FRANCFORT ÉCOLE DE
De Jürgen Habermas à l'influence actuelle de l'école
Face à cette prédominance quasi exclusive de la théorie, Habermas, pour sa part, fait retour à l'analyse pratique et politique de l'évolution sociale. Sous l'influence d'Adorno et de Marcuse, lequel fut le principal théoricien politique de la dernière période du mouvement, il entreprend des recherches sur les nouvelles potentialités de contestation, qui se trouvent actuellement, selon lui, dans ce qu'il appelle les « courants néo-populistes », composés d'étudiants radicaux, d'écologistes, d'intellectuels, de partisans de l'idée des Bürgerinitiativen (« initiatives de citoyens »). Par ailleurs, tout en représentant la continuité de la théorie critique, Habermas fait désormais comparaître celle-ci devant le tribunal de l'épistémologie moderne, et, s'il se réfère encore au matérialisme historique, à l'idéalisme allemand et à la psychanalyse, ce n'est cependant pas sans apporter de sensibles modifications aux positions qu'avait prises l'école à leur sujet. Il critique ainsi l'« orthodoxie latente » de la pensée d'Adorno et de Horkheimer, et il réclame une « révision nécessaire » du marxisme (Théorie et Pratique, 1963), qui aboutit finalement au projet d'une « reconstruction du matérialisme historique » (Zur Rekonstruktion des historischen Materialismus, 1975). En revanche, il met à profit la philosophie de Kant, de Fichte et de Hegel pour fonder sa théorie critique sur l'idée d'un « intérêt émancipateur » (Connaissance et intérêt, 1968). Enfin, la psychanalyse lui sert de modèle pour démontrer comment, grâce à l'autoréflexion, peuvent coïncider connaissance et « intérêt pour la connaissance » (c'est-à-dire l'intérêt émancipateur). À ces préoccupations se rattache la préparation de l'œuvre majeure de Habermas, intitulée Theorie des kommunikativen Handelns (1981), qui, s'inspirant essentiellement de Max Weber, mais sans cesser de se référer aux travaux du jeune Horkheimer, analyse finalement les structures générales de l'« action communicationnelle », fondement normatif d'une théorie sociale critique.

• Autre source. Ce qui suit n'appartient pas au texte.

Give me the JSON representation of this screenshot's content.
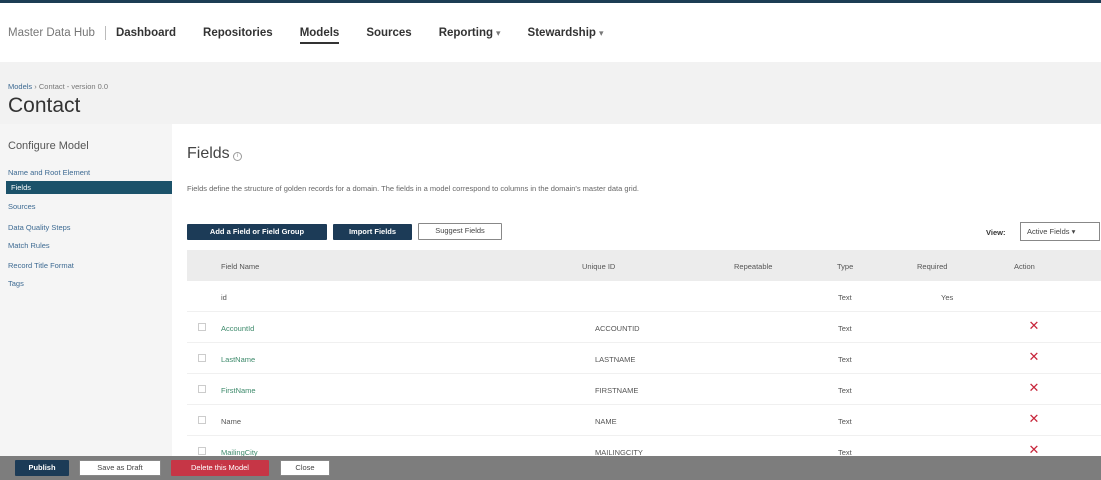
{
  "nav": {
    "brand": "Master Data Hub",
    "items": [
      {
        "label": "Dashboard",
        "caret": ""
      },
      {
        "label": "Repositories",
        "caret": ""
      },
      {
        "label": "Models",
        "caret": ""
      },
      {
        "label": "Sources",
        "caret": ""
      },
      {
        "label": "Reporting",
        "caret": "▾"
      },
      {
        "label": "Stewardship",
        "caret": "▾"
      }
    ]
  },
  "breadcrumb": {
    "link": "Models",
    "separator": " › ",
    "rest": "Contact - version 0.0"
  },
  "page": {
    "title": "Contact"
  },
  "sidebar": {
    "heading": "Configure Model",
    "items": [
      "Name and Root Element",
      "Fields",
      "Sources",
      "Data Quality Steps",
      "Match Rules",
      "Record Title Format",
      "Tags"
    ],
    "selected": "Fields"
  },
  "fields": {
    "title": "Fields",
    "info_icon": "i",
    "description": "Fields define the structure of golden records for a domain. The fields in a model correspond to columns in the domain's master data grid.",
    "buttons": {
      "add": "Add a Field or Field Group",
      "import": "Import Fields",
      "suggest": "Suggest Fields"
    },
    "view_label": "View:",
    "view_value": "Active Fields ▾"
  },
  "table": {
    "columns": [
      "Field Name",
      "Unique ID",
      "Repeatable",
      "Type",
      "Required",
      "Action"
    ],
    "rows": [
      {
        "name": "id",
        "unique_id": "",
        "type": "Text",
        "required": "Yes",
        "link": false,
        "checkbox": false,
        "delete": false
      },
      {
        "name": "AccountId",
        "unique_id": "ACCOUNTID",
        "type": "Text",
        "required": "",
        "link": true,
        "checkbox": true,
        "delete": true
      },
      {
        "name": "LastName",
        "unique_id": "LASTNAME",
        "type": "Text",
        "required": "",
        "link": true,
        "checkbox": true,
        "delete": true
      },
      {
        "name": "FirstName",
        "unique_id": "FIRSTNAME",
        "type": "Text",
        "required": "",
        "link": true,
        "checkbox": true,
        "delete": true
      },
      {
        "name": "Name",
        "unique_id": "NAME",
        "type": "Text",
        "required": "",
        "link": false,
        "checkbox": true,
        "delete": true
      },
      {
        "name": "MailingCity",
        "unique_id": "MAILINGCITY",
        "type": "Text",
        "required": "",
        "link": true,
        "checkbox": true,
        "delete": true
      }
    ]
  },
  "footer": {
    "publish": "Publish",
    "save_draft": "Save as Draft",
    "delete_model": "Delete this Model",
    "close": "Close"
  },
  "colors": {
    "brand": "#1c3b57",
    "selected": "#1c526a",
    "danger": "#c63646",
    "link": "#3d6a92",
    "delete_icon": "#c7253a"
  }
}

Ce projet se nourrit d'une réflexion sur le rapport actuel entre « système » et « monde vécu » : les impératifs des systèmes économiques et bureaucratiques menacent aujourd'hui de « coloniser » totalement la sphère privée et publique, à tel point que toute communication intégrale soit désormais impossible.

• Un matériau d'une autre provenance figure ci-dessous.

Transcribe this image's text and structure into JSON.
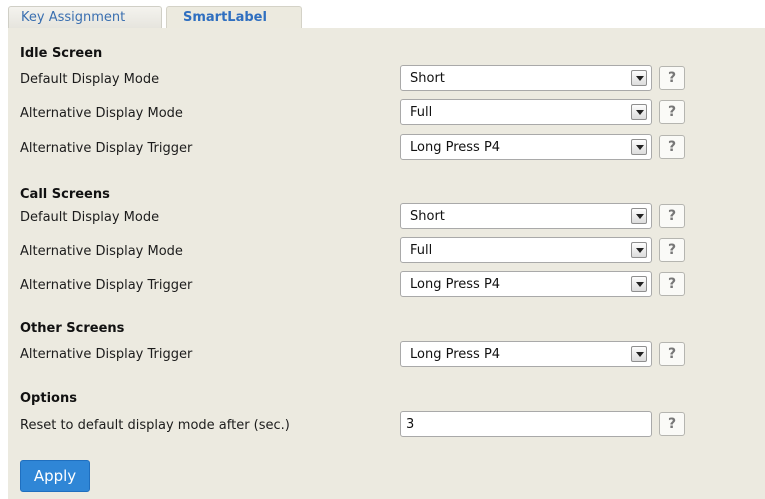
{
  "tabs": {
    "key_assignment": "Key Assignment",
    "smartlabel": "SmartLabel"
  },
  "sections": {
    "idle": {
      "heading": "Idle Screen",
      "default_mode_label": "Default Display Mode",
      "default_mode_value": "Short",
      "alt_mode_label": "Alternative Display Mode",
      "alt_mode_value": "Full",
      "alt_trigger_label": "Alternative Display Trigger",
      "alt_trigger_value": "Long Press P4"
    },
    "call": {
      "heading": "Call Screens",
      "default_mode_label": "Default Display Mode",
      "default_mode_value": "Short",
      "alt_mode_label": "Alternative Display Mode",
      "alt_mode_value": "Full",
      "alt_trigger_label": "Alternative Display Trigger",
      "alt_trigger_value": "Long Press P4"
    },
    "other": {
      "heading": "Other Screens",
      "alt_trigger_label": "Alternative Display Trigger",
      "alt_trigger_value": "Long Press P4"
    },
    "options": {
      "heading": "Options",
      "reset_label": "Reset to default display mode after (sec.)",
      "reset_value": "3"
    }
  },
  "help_symbol": "?",
  "apply_label": "Apply",
  "colors": {
    "panel_bg": "#eceae0",
    "active_tab_text": "#2f6fc0",
    "apply_button": "#2f86d6"
  }
}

L'influence de la théorie critique est devenue indéniable dans les pays occidentaux, bien que certaines recherches d'Adorno, de Horkheimer et de Marcuse – telles l'analyse théorique de l'État autoritaire et l'analyse empirique de la personnalité autoritaire – eussent sans doute été proposées trop tôt pour avoir tous les retentissements qu'elles méritaient. En France, la théorie critique de l'école de Francfort a connu un succès éphémère dans les années 1974 et 1975, tandis que, par la suite, ont paru être d'une plus grande actualité des thèses comme celles qui ont trait au totalitarisme de la philosophie des Lumières, à la toute-puissance du pouvoir, au pessimisme en histoire. Le débat qui s'est déroulé autour des « nouveaux philosophes » a révélé, d'ailleurs, cette fois dans un cadre nettement politique, que d'autres contextes culturels et d'autres expériences peuvent donner un regain d'intérêt à certaines thèses de l'école.
Toutefois, les références occasionnelles qu'on peut faire ainsi à cette dernière ne sauraient masquer ce qu'elle a de spécifique et de différent. Car c'est sans rompre avec Marx et le marxisme, ni renoncer au contenu de vérité de la pensée de Kant, de Hegel et de Nietzsche,[...]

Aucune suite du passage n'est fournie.